«Diz Maria do Céu Machado, que foi presidente do Infarmed e alta comissária da saúde, em entrevista esta semana, que o SNS dispensa ideias radicais. Há nesta frase uma maravilhosa ambiguidade, mas presumo que seja um apelo ao pragmatismo que é necessário para conduzir uma gestão prudente da coisa pública num domínio tão sensível como a saúde. Essa moderação, que só posso elogiar, é tanto mais necessária quanto vivemos num tempo em que os cuidados são tão vulneráveis.
As últimas semanas têm, aliás, abundado em notícias sobre práticas radicais na saúde. No hospital de Vila Franca de Xira, sabe-se agora por via da Entidade Reguladora da Saúde, centenas de doentes terão sido internados em refeitórios e casas de banho ao longo de quatro anos. A administração, indignada, contesta as casas de banho e afirma que só usou refeitórios. O Governo anunciou entretanto que não reconduziria o contrato de gestão estabelecido com o Grupo Mello. No Hospital de Cascais, a Polícia Judiciária conduziu a 20 de maio buscas para averiguar as acusações, por técnicos do próprio hospital, de que haveria manipulação na triagem, de modo a aumentar receita cobrada ao Estado. Na véspera, o Ministério da Saúde decidira uma inspeção. No hospital de Loures, soube-se a 31 de maio que um sindicato de médicos acusava a administração de impor o bloqueio das consultas de seguimento dos utentes desde que não fosse garantido o número de primeiras consultas que maximizasse os proveitos do hospital. Em Braga, o Governo decidiu não renovar o contrato de gestão, dado que a empresa exigira um substancial aumento do pagamento.
O que todos estes casos têm em comum é que são parcerias público-privado. Terminou portanto o tempo em que se argumentava que são exemplos de boa gestão. Agora, com polícia à porta, doentes internados em casas de banho, manipulação das listas, os casos falam por si. E não há um único contrato de PPP que seja exceção.

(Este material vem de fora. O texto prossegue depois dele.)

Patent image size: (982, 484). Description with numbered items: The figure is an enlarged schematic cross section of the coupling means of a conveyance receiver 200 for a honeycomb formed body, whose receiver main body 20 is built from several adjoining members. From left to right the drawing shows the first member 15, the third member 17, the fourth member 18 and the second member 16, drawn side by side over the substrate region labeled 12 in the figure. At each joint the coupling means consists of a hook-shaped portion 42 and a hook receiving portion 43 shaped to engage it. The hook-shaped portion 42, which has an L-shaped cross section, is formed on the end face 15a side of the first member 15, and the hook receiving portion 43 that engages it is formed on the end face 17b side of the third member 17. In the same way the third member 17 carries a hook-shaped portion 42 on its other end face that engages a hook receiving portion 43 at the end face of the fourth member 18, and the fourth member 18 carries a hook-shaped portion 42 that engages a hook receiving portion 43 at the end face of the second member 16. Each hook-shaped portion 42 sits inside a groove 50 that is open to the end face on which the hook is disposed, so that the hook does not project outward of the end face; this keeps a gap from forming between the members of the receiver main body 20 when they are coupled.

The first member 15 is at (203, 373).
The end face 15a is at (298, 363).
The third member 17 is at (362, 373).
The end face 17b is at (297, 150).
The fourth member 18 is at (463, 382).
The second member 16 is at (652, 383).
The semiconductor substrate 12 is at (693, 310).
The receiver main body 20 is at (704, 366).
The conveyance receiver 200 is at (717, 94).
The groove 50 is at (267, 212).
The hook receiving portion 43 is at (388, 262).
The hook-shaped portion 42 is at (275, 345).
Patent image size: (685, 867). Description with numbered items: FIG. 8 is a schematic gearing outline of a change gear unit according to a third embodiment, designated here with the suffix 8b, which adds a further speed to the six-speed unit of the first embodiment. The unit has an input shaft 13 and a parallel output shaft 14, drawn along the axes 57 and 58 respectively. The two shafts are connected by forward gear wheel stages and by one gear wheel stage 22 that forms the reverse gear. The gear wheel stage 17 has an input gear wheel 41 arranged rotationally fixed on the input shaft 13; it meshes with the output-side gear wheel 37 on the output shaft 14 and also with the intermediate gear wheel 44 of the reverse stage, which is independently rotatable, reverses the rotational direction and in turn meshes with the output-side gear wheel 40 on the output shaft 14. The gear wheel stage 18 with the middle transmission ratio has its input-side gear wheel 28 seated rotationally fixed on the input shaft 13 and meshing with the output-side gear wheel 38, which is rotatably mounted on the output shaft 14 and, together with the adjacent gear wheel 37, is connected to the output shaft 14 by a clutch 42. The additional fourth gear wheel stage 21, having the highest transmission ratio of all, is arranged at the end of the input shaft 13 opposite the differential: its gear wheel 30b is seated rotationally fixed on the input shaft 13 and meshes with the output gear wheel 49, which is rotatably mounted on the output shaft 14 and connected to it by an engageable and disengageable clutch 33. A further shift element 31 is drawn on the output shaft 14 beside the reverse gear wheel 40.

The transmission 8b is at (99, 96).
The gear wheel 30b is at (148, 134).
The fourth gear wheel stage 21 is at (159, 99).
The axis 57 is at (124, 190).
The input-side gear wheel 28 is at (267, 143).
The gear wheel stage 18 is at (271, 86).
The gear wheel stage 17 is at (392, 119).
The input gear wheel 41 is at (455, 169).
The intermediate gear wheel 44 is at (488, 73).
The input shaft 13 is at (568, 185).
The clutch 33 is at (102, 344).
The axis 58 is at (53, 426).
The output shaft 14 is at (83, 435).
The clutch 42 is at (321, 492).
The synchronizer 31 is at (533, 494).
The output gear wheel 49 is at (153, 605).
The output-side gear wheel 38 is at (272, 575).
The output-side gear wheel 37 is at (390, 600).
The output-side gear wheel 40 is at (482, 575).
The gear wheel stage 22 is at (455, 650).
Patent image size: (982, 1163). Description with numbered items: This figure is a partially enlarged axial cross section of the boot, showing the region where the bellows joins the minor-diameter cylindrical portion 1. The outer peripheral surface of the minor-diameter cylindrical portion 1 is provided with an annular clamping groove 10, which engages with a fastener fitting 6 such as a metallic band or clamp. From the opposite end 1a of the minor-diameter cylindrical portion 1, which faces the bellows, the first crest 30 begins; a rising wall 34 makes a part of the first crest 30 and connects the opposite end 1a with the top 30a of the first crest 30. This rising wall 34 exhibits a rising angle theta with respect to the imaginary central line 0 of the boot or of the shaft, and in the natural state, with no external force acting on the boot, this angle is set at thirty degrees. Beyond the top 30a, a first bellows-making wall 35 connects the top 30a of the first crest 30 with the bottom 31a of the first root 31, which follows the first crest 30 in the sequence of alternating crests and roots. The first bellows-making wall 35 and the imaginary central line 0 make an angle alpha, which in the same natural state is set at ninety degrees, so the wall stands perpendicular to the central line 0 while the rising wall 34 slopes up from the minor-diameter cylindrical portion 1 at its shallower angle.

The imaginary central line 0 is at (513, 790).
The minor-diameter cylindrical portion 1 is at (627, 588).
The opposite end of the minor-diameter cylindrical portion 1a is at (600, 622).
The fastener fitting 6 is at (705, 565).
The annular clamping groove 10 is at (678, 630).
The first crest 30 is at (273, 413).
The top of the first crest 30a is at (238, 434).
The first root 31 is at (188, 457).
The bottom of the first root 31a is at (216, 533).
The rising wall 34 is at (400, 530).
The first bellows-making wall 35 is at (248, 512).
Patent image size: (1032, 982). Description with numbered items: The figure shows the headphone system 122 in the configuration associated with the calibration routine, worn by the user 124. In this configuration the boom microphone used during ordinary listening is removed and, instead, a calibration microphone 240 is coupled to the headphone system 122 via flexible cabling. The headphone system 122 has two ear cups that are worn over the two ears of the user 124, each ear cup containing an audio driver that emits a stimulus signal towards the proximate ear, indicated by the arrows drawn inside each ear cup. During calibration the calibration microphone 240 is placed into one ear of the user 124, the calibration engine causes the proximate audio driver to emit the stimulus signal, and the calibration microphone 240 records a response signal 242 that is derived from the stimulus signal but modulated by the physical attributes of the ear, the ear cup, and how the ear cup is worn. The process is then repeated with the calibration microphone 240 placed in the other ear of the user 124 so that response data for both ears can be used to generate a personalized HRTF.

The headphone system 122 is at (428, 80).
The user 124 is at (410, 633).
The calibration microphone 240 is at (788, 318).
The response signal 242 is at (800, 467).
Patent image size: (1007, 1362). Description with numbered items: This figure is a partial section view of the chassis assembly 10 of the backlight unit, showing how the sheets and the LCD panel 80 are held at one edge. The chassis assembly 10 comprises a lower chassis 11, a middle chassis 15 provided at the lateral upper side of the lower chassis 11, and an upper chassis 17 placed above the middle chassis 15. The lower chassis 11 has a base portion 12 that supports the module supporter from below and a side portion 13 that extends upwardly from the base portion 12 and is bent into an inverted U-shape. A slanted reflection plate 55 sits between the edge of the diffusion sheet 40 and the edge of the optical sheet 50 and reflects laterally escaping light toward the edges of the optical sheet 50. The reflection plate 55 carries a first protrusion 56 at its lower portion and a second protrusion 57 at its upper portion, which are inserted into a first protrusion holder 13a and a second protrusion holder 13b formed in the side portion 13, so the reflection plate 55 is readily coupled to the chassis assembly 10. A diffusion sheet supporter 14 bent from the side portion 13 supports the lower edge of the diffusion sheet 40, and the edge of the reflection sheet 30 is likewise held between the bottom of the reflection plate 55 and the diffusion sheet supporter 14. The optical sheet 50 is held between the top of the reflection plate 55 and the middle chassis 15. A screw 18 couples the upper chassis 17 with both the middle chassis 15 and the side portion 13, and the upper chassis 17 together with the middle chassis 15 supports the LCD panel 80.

Foi por isso que 150 personalidades, incluindo Ana Jorge, Daniel Sampaio, Cipriano Justo, Mário Jorge, consideraram que, “porque o atual contexto político é particularmente favorável ao estabelecimento de fronteiras precisas entre os sectores público, privado e social, os subscritores desta Carta dirigem-se ao secretário-geral do PS no sentido de se opor a esta formulação (da lei proposta pelo Governo), propondo que a gestão dos estabelecimentos do SNS seja pública. É que as PPP configuram um inequívoco conflito de interesses entre quem opera no mercado dos cuidados de saúde e gere simultaneamente estabelecimentos do sector público”. É uma resposta sensata à radicalidade que tem vigorado nestes hospitais.»